IF review – IGN

Childhood Imagination Lost in Translation

When movies set out to extol the virtue of childhood imagination, they often end up revealing their lack of the same. Even Steven Spielberg, Hollywood’s eternal lost boy, isn’t immune to empty platitudes on the matter. (For proof, look no further than the lead-footed Peter Pan adaptation Hook or his saccharine Twilight Zone: The Movie installment, “Kick the Can.”) To the list of grownups flattening the adolescent experience into cliché, we must now add John Krasinski. IF, the one-time Office desk jockey’s latest venture behind the camera, is a cloying and oddly flat special-effects fable – a kind of bootleg Amblin Entertainment that never stops waxing rhapsodic about the beauty and creativity and magic of youth, even as it fails to capture much of that itself.

Miscast Whimsical Characters

It’s Krasinski who does a lot of the waxing. Having previously played an emotionally constipated, necessarily taciturn parent in his sci-fi corker A Quiet Place, the writer-director casts himself this time as a much more whimsical “girl dad” (Krasinski’s words, spoken in an ingratiating pre-recorded introduction) whose dialogue may have you pining for another alien-provoked vow of silence. “The most important stories are the ones we tell ourselves,” goes one of the character’s nuggets of shopworn insight, which he delivers via heart-to-hearts with his 12-year-old daughter, Bea (Cailey Fleming). At first, Krasinski just seems woefully miscast, performing labored dad-joke shtick in a hospital room. But maybe the awkwardness of the comedy suits a man struggling to mend his broken family after the defining, Disney-ish loss of the girl’s mother.

CGI Menagerie without Substance

Forced to crash in the New York City apartment of her grandmother (Fiona Shaw) while Dad prepares for a medical operation of his own – just one element of Krasinski’s script that’s under-clarified to the point of confusion – Bea meets Calvin (Ryan Reynolds), a put-upon upstairs neighbor with whom she shares an unusual ability. Both of them, as it turns out, are able to see and hear the forgotten imaginary friends – the “IF”s of the title – of the world, a fantasy posse of colorful creatures abandoned by the children that dreamt them into reality. Coasting on sardonic autopilot, Reynolds does a family-friendly riff on hisexasperated quipster routine.

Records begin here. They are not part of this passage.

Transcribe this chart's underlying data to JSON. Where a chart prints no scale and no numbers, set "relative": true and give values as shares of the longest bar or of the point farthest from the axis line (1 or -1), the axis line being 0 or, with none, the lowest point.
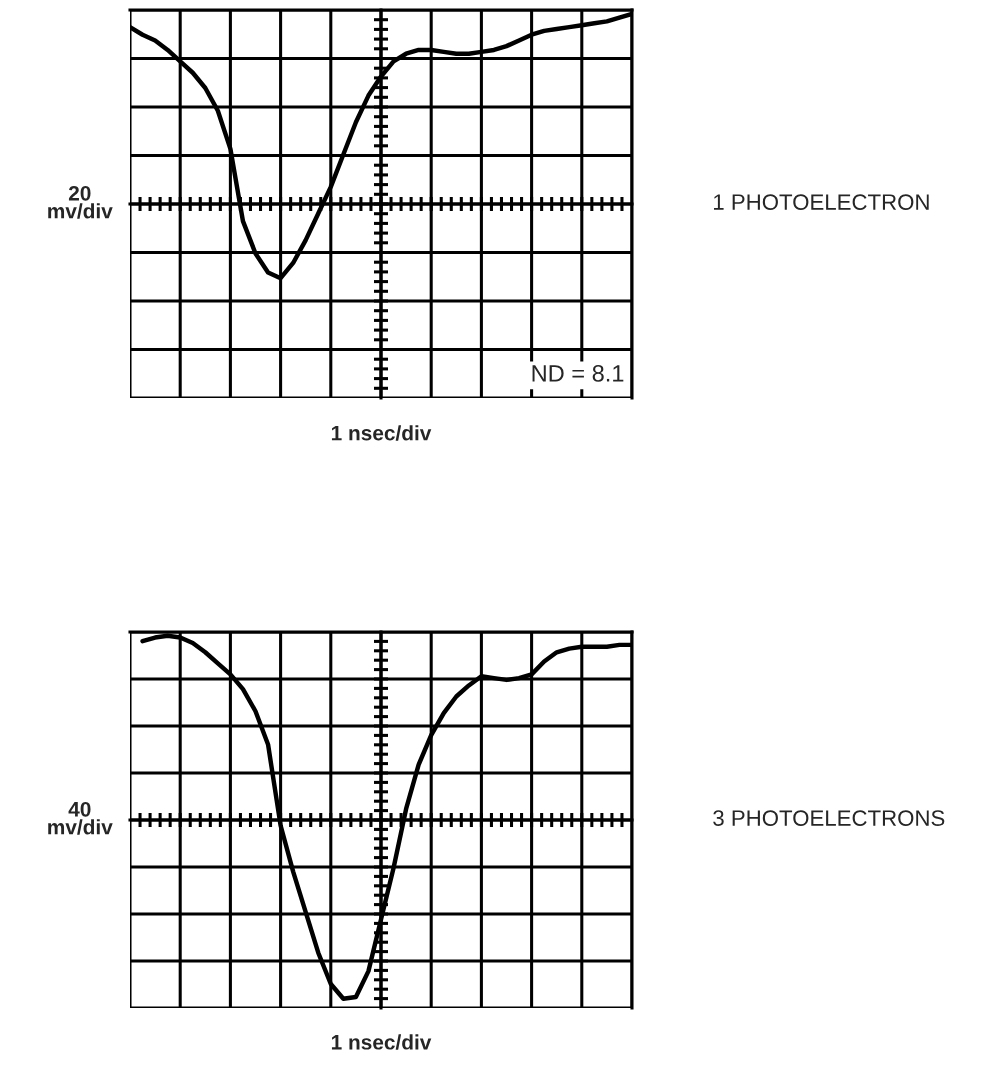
{
  "chart_data": [
    {
      "type": "line",
      "ylabel": "20\nmv/div",
      "xlabel": "1 nsec/div",
      "relative": true,
      "grid": true,
      "tick_labels": false,
      "annotations": [
        "1 PHOTOELECTRON",
        "ND = 8.1"
      ],
      "categories": [
        null,
        null,
        null,
        null,
        null,
        null,
        null,
        null,
        null,
        null,
        null,
        null,
        null,
        null,
        null,
        null,
        null,
        null,
        null,
        null,
        null,
        null,
        null,
        null,
        null,
        null,
        null,
        null,
        null,
        null,
        null,
        null,
        null,
        null,
        null,
        null,
        null,
        null,
        null,
        null,
        null
      ],
      "series": [
        {
          "color": "#000000",
          "values": [
            0.93,
            0.89,
            0.86,
            0.81,
            0.75,
            0.69,
            0.61,
            0.49,
            0.29,
            -0.09,
            -0.26,
            -0.36,
            -0.39,
            -0.31,
            -0.19,
            -0.05,
            0.09,
            0.26,
            0.43,
            0.57,
            0.67,
            0.75,
            0.79,
            0.81,
            0.81,
            0.8,
            0.79,
            0.79,
            0.8,
            0.81,
            0.83,
            0.86,
            0.89,
            0.91,
            0.92,
            0.93,
            0.94,
            0.95,
            0.96,
            0.98,
            1
          ]
        }
      ]
    },
    {
      "type": "line",
      "ylabel": "40\nmv/div",
      "xlabel": "1 nsec/div",
      "relative": true,
      "grid": true,
      "tick_labels": false,
      "annotations": [
        "3 PHOTOELECTRONS"
      ],
      "categories": [
        null,
        null,
        null,
        null,
        null,
        null,
        null,
        null,
        null,
        null,
        null,
        null,
        null,
        null,
        null,
        null,
        null,
        null,
        null,
        null,
        null,
        null,
        null,
        null,
        null,
        null,
        null,
        null,
        null,
        null,
        null,
        null,
        null,
        null,
        null,
        null,
        null,
        null,
        null,
        null,
        null
      ],
      "series": [
        {
          "color": "#000000",
          "values": [
            null,
            0.97,
            0.99,
            1,
            0.99,
            0.96,
            0.91,
            0.85,
            0.79,
            0.71,
            0.59,
            0.41,
            -0.03,
            -0.28,
            -0.5,
            -0.72,
            -0.89,
            -0.97,
            -0.96,
            -0.82,
            -0.54,
            -0.26,
            0.06,
            0.3,
            0.46,
            0.58,
            0.67,
            0.73,
            0.78,
            0.77,
            0.76,
            0.77,
            0.79,
            0.86,
            0.91,
            0.93,
            0.94,
            0.94,
            0.94,
            0.95,
            0.95
          ]
        }
      ]
    }
  ]
}
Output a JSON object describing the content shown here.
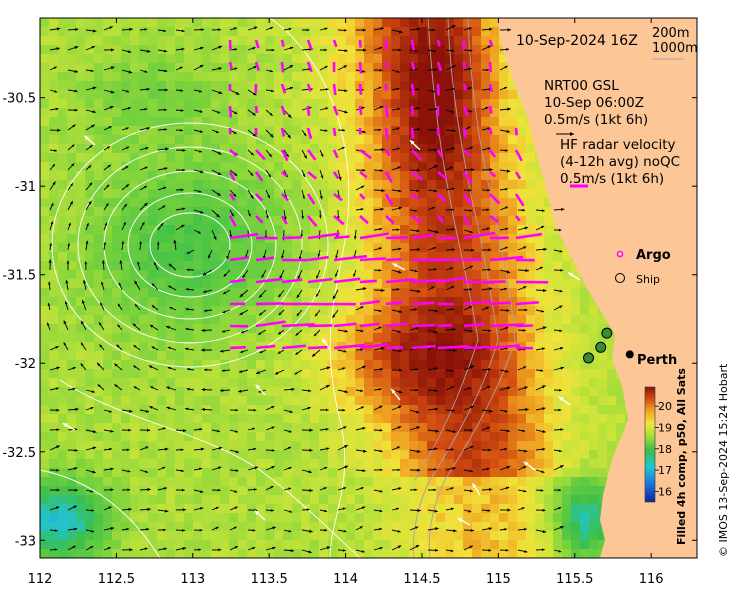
{
  "map": {
    "date_label": "10-Sep-2024 16Z",
    "isobath_labels": [
      "200m",
      "1000m"
    ],
    "altimetry_label": [
      "NRT00 GSL",
      "10-Sep 06:00Z",
      "0.5m/s (1kt 6h)"
    ],
    "hf_radar_label": [
      "HF radar velocity",
      "(4-12h avg) noQC",
      "0.5m/s (1kt 6h)"
    ],
    "legend": {
      "argo": "Argo",
      "ship": "Ship"
    },
    "city": {
      "name": "Perth",
      "lon": 115.86,
      "lat": -31.95
    },
    "colorbar": {
      "title": "Filled 4h comp, p50, All Sats",
      "ticks": [
        16,
        17,
        18,
        19,
        20
      ],
      "range": [
        15.5,
        20.9
      ]
    },
    "credit": "© IMOS 13-Sep-2024 15:24 Hobart",
    "axes": {
      "x_ticks": [
        "112",
        "112.5",
        "113",
        "113.5",
        "114",
        "114.5",
        "115",
        "115.5",
        "116"
      ],
      "y_ticks": [
        "-30.5",
        "-31",
        "-31.5",
        "-32",
        "-32.5",
        "-33"
      ],
      "lon_range": [
        112,
        116.3
      ],
      "lat_range": [
        -33.1,
        -30.05
      ]
    },
    "ships": [
      {
        "lon": 115.71,
        "lat": -31.83
      },
      {
        "lon": 115.67,
        "lat": -31.91
      },
      {
        "lon": 115.59,
        "lat": -31.97
      }
    ],
    "colors": {
      "land": "#fcc697",
      "hf_vectors": "#ff00ff",
      "altimetry_vectors": "#000000",
      "contours": "#ffffff",
      "isobaths": "#b0a0a0"
    }
  }
}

Lackluster Execution of an Intriguing Idea

Whatever personality these chipper critters express is provided entirely by the Hollywood ringers voicing them. Whatever dimension they possess is thanks to the animators, not the script. Where’s the neurotic pathos of Bing Bong, Inside Out’s tragic variation on the same idea? IF’s mascot ensemble is more like what you might find in a one-joke “silence your cellphones” commercial, the kind designed to only marginally resemble a real movie.

Underwhelming Performance

Mostly, the filmmaker leans on his collaborators. Even beyond its all-star, dozen-deep voice cast of favor-dispensing cameo players, IF is filthy with Hollywood talent, though no one is exactly firing on all cylinders. From the great composer Michael Giacchino, Krasinski has commissioned a downright pushy score, a desperately tinkling symphony on which the film rests all of its tearjerker ambitions. And nothing quite reveals a Spielbergian envy like the involvement of cinematographer Janusz Kaminski; bathing its schmaltzy story in a warmly inviting luster, IF superficially resembles what it apes, as when Bea’s eyes are drawn to a brilliant stream of light flowing through a keyhole.

Out of His Element

The Quiet Place films established Krasinski as a Hollywood hitmaker with a real command of silence, stillness, and suspense. They also betrayed the M. Night Shyamalan-shaped shadow hanging over his games of suppressed panic, leaping danger, and trauma overcome through extraterrestrial crucible. Sadly, Krasinski just seems out of his element with this all-ages material. There’s no enchantment in his step, no sense of wonder in how he frames the digital effects, no pop to the way he stages the big group dance party (a regrettable, midfilm variation on the kind that closes too many animated adventures). The filmmaker may have written IF for his kids, but he hasn’t sidestepped the failings of so many movies that tell us about the magic of childhood rather than showing us.